Transient luminous events above two mesoscale convective systems: Storm structure and evolution

Abstract

Two warm‐season mesoscale convective systems (MCSs) were analyzed with respect to their production of transient luminous events (TLEs), mainly sprites. The 20 June 2007 symmetric MCS produced 282 observed TLEs over a 4 h period, during which the storm's intense convection weakened and its stratiform region strengthened. TLE production corresponded well to convective intensity. The convective elements of the MCS contained normal‐polarity tripole charge structures with upper‐level positive charge (<−40°C), midlevel negative charge (−20°C), and low‐level positive charge near the melting level. In contrast to previous sprite studies, the stratiform charge layer involved in TLE production by parent positive cloud‐to‐ground (+CG) lightning resided at upper levels.
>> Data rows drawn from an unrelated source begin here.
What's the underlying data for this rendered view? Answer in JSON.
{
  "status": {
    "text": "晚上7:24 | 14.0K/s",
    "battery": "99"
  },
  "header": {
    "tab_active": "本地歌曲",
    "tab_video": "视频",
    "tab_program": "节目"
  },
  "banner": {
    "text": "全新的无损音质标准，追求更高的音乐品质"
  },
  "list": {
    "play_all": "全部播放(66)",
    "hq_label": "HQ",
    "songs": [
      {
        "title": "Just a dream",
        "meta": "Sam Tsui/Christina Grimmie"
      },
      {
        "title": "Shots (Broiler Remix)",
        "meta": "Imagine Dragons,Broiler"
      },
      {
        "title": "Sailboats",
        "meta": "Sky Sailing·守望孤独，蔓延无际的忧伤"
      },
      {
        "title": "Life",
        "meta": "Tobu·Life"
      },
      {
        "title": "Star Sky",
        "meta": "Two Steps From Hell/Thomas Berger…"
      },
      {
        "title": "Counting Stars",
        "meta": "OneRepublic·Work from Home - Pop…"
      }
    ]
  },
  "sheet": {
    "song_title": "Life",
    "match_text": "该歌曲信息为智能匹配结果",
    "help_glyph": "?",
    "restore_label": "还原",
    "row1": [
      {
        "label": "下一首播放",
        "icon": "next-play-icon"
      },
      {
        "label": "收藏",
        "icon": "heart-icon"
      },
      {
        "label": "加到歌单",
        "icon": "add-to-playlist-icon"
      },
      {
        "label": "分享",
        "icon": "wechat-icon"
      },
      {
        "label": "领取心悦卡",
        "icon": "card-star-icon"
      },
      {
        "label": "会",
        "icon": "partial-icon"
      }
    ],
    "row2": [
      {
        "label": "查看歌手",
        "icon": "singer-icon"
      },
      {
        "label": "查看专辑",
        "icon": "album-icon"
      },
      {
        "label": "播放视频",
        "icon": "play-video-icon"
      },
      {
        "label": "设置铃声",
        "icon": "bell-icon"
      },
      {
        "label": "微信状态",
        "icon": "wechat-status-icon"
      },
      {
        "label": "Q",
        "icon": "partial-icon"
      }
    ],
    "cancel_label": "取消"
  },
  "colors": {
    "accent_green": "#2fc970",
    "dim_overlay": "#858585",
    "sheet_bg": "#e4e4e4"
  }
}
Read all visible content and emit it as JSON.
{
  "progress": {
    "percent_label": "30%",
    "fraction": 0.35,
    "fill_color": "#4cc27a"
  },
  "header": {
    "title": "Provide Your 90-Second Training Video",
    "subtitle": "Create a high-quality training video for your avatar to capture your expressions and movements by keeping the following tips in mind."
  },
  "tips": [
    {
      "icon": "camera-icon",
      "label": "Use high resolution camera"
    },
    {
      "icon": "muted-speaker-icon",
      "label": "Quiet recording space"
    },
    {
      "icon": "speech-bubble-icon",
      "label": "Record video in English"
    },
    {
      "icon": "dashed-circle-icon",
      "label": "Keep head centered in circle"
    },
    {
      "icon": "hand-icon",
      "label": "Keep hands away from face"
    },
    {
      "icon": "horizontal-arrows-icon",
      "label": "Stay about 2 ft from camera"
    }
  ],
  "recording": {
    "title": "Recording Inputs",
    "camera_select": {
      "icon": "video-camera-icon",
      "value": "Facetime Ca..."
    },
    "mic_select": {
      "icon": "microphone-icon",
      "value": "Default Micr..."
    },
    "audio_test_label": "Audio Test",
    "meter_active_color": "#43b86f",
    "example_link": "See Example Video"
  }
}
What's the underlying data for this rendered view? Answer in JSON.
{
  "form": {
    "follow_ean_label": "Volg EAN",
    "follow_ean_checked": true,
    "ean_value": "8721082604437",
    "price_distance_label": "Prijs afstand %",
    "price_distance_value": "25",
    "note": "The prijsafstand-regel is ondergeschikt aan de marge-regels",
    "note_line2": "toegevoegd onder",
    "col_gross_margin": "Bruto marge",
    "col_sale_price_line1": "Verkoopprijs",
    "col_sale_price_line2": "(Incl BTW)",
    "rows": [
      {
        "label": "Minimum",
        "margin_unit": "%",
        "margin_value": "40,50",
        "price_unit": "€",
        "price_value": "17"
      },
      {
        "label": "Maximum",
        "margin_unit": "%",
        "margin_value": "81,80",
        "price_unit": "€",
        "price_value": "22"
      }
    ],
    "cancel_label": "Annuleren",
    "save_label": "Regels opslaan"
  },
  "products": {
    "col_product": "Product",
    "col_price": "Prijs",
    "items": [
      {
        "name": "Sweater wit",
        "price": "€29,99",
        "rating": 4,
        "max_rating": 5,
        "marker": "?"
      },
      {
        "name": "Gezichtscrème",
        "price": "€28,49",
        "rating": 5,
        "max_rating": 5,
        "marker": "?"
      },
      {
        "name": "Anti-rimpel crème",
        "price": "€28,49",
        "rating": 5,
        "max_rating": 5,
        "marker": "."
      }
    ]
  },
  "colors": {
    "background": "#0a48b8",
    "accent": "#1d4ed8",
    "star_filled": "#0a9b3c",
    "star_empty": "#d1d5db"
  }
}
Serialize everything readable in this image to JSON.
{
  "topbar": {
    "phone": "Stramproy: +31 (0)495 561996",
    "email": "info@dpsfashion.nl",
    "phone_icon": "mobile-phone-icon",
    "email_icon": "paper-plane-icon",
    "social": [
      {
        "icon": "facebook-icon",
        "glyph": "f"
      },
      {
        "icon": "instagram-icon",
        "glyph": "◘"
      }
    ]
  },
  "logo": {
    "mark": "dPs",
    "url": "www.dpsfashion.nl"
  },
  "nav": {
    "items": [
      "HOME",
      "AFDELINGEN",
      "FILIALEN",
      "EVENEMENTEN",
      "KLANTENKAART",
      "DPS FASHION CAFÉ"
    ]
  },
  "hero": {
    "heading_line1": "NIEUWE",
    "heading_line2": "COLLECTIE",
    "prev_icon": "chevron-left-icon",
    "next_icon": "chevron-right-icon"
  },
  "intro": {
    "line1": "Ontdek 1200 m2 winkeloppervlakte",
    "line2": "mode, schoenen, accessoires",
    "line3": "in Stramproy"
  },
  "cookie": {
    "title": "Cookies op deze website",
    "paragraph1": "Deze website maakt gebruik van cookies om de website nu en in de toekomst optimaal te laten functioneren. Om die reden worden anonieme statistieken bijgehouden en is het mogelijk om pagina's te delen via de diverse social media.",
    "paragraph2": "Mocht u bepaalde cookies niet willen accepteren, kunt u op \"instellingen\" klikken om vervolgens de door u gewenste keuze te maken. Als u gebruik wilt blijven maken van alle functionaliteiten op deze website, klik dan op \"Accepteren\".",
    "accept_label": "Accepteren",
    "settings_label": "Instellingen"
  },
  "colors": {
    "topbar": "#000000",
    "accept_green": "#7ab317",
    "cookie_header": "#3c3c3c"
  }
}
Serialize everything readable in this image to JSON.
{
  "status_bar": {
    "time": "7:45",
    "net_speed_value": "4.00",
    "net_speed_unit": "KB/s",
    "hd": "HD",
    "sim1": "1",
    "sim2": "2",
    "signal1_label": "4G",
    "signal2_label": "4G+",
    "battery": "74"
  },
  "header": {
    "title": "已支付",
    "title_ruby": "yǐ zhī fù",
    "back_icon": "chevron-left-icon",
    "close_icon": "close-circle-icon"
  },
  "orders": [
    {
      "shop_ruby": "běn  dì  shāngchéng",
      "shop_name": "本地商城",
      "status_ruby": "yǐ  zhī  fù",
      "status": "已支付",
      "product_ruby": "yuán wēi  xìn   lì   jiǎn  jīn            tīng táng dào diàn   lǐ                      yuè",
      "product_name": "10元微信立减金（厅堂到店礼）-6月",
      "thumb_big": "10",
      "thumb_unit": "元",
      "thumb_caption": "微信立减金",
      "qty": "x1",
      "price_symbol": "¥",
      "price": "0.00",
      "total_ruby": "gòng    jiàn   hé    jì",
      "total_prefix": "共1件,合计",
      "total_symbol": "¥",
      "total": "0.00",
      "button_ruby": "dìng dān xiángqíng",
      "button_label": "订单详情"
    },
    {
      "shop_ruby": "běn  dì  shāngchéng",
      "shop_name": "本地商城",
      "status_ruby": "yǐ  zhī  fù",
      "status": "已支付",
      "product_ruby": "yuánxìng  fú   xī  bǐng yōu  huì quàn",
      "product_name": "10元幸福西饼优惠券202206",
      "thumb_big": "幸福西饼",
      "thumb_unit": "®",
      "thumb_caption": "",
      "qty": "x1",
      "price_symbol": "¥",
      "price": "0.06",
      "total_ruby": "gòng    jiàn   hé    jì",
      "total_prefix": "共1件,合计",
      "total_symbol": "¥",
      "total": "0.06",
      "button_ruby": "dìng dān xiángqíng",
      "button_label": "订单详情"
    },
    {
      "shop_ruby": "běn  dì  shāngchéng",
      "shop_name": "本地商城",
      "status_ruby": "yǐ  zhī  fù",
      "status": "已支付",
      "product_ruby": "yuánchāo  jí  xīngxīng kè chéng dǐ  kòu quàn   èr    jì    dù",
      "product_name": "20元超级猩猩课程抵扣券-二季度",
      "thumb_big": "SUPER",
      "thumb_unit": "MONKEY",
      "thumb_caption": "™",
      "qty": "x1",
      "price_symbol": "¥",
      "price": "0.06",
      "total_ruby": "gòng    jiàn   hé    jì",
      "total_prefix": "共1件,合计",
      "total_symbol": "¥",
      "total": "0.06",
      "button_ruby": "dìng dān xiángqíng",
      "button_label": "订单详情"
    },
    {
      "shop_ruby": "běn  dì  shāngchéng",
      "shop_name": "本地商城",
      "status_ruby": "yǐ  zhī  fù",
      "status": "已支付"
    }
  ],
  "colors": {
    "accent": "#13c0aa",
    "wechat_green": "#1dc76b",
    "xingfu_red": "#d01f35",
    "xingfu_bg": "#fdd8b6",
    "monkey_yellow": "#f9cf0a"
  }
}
This layer was physically connected to upper‐level convective positive charge via a downward sloping pathway. The average altitude discharged by TLE‐parent flashes during TLE activity was 8.2 km above mean sea level (MSL; −25°C). The 9 May 2007 asymmetric MCS produced 25 observed TLEs over a 2 h period, during which the storm's convection rapidly weakened before recovering later. Unlike 20 June, TLE production was approximately anticorrelated with convective intensity. The 9 May storm, which also had a normal tripole in its convection, best fit the conventional model of low‐altitude positive charge playing the dominant role in sprite production; however, the average altitude discharged during the TLE phase of flashes still was higher than the melting level: 6.1 km MSL (−15°C). Based on these results, it is inferred that sprite production and sprite‐parent positive charge altitude depend on MCS morphology.